Una noche, un duende que siempre observaba a las hadas, se sentó bajo un arbusto y vio a la pequeña hada.
—¿Qué hará aquí sola? —se dijo a sí mismo—. Debe haber huido de sus hermanas, y estoy seguro de que la reina no sabe dónde está. La vigilaré y, si se porta mal, le contaré a la reina. Quizá me dé una chaqueta roja nueva si se lo digo.
Entonces este duendecillo empezó a observar atentamente, y pronto vio una niebla que venía del río. Luego parecía espuma, y después se volvió toda plateada a la luz de la luna. Y de pronto, mientras miraba, el duende vio un apuesto joven que salía del rio y extendía los brazos hacia la pequeña hada que estaba en la orilla.
—¡Ajá! —dijo el duende—. Sin duda tiene un amante. Bueno, se lo diré a la reina, y creo que estos encuentros de medianoche se detendrán; y ahora sé con certeza que obtendré una nueva chaqueta roja si se lo digo.

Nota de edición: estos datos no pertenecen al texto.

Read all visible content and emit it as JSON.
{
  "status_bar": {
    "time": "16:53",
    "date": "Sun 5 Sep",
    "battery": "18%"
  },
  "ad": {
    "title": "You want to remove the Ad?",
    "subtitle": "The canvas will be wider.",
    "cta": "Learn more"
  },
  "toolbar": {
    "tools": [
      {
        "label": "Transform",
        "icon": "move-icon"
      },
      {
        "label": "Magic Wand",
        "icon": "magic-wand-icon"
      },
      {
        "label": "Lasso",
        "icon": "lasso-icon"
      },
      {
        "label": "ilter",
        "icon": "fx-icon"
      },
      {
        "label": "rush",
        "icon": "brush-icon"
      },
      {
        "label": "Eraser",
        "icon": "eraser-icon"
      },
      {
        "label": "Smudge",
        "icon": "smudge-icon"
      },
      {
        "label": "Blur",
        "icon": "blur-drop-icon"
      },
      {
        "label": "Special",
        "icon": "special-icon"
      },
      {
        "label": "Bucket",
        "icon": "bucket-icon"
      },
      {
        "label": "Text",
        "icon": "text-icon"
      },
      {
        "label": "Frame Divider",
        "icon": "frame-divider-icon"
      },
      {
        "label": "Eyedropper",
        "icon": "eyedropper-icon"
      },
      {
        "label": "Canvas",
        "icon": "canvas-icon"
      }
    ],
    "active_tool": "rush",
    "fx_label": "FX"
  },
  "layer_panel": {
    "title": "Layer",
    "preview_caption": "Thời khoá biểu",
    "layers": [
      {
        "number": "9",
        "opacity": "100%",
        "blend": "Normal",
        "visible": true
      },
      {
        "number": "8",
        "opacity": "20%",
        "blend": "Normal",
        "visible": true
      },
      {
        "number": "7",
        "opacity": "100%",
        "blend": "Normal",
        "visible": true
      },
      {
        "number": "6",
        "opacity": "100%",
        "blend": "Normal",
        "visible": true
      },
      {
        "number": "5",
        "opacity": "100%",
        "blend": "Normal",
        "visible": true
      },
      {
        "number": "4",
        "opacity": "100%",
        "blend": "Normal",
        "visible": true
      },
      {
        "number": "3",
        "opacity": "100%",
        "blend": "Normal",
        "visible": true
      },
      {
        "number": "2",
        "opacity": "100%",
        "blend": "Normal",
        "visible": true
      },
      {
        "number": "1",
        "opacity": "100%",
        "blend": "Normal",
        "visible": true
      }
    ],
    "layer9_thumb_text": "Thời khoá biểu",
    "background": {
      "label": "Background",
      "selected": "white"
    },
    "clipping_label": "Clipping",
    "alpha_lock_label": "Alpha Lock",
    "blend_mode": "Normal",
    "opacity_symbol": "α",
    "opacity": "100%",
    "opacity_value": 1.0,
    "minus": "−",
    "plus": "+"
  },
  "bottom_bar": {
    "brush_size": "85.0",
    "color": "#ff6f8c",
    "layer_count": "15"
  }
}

En ese momento, el joven del río llamó al hada, y el duende miró para ver qué pasaba y se olvidó de la chaqueta roja.
—Ven, mi amor —llamó el joven—, toma el camino del sauce y estarás a salvo del agua.
La pequeña hada voló hasta el sauce que había junto al río y se balanceó ligeramente sobre una delgada rama que colgaba con la punta en el agua. Cuando llegó al final de la rama, el joven estaba allí para tomarla en brazos. La llevó al medio del río, donde había una pequeña isla, y el duende que los observaba los vio sentarse en el suave césped a la luz de la luna, pero no podía oír lo que decían.
—Correré a decírselo a la reina, y entonces la atraparán —se dijo el duende a sí mismo. Olvidó que su chaqueta roja era claramente visible a la luz de la luna. Se levantó de un salto y corrió por la orilla hasta el palacio.
—¡Oh, oh! —gritó el hada asustada al ver al duende—. ¿Qué será de mí? Hay un duende, y estoy segura de que me ha visto y se lo dirá a la reina. ¡Oh, cielos! Seré desterrada.
El joven del rio, que era un auténtico Dios del rio, cogió un cuerno de conchas blancas que colgaba de una cadena de coral en su hombro, sopló una nota chillona y el duende cayó boca abajo.
—¡Levántate! —gritó el Dios del río—. Y dime a dónde te diriges.
—Oh, su majestad —dijo el astuto duendecillo—, estaba a punto de ir con la reina de las hadas para decirle que se habían llevado a una de sus hadas, pero por supuesto, ahora no lo haré. Ya veo con quién está. Pensé que era el viejo Neptuno en persona y que podría convertirla en una sirena.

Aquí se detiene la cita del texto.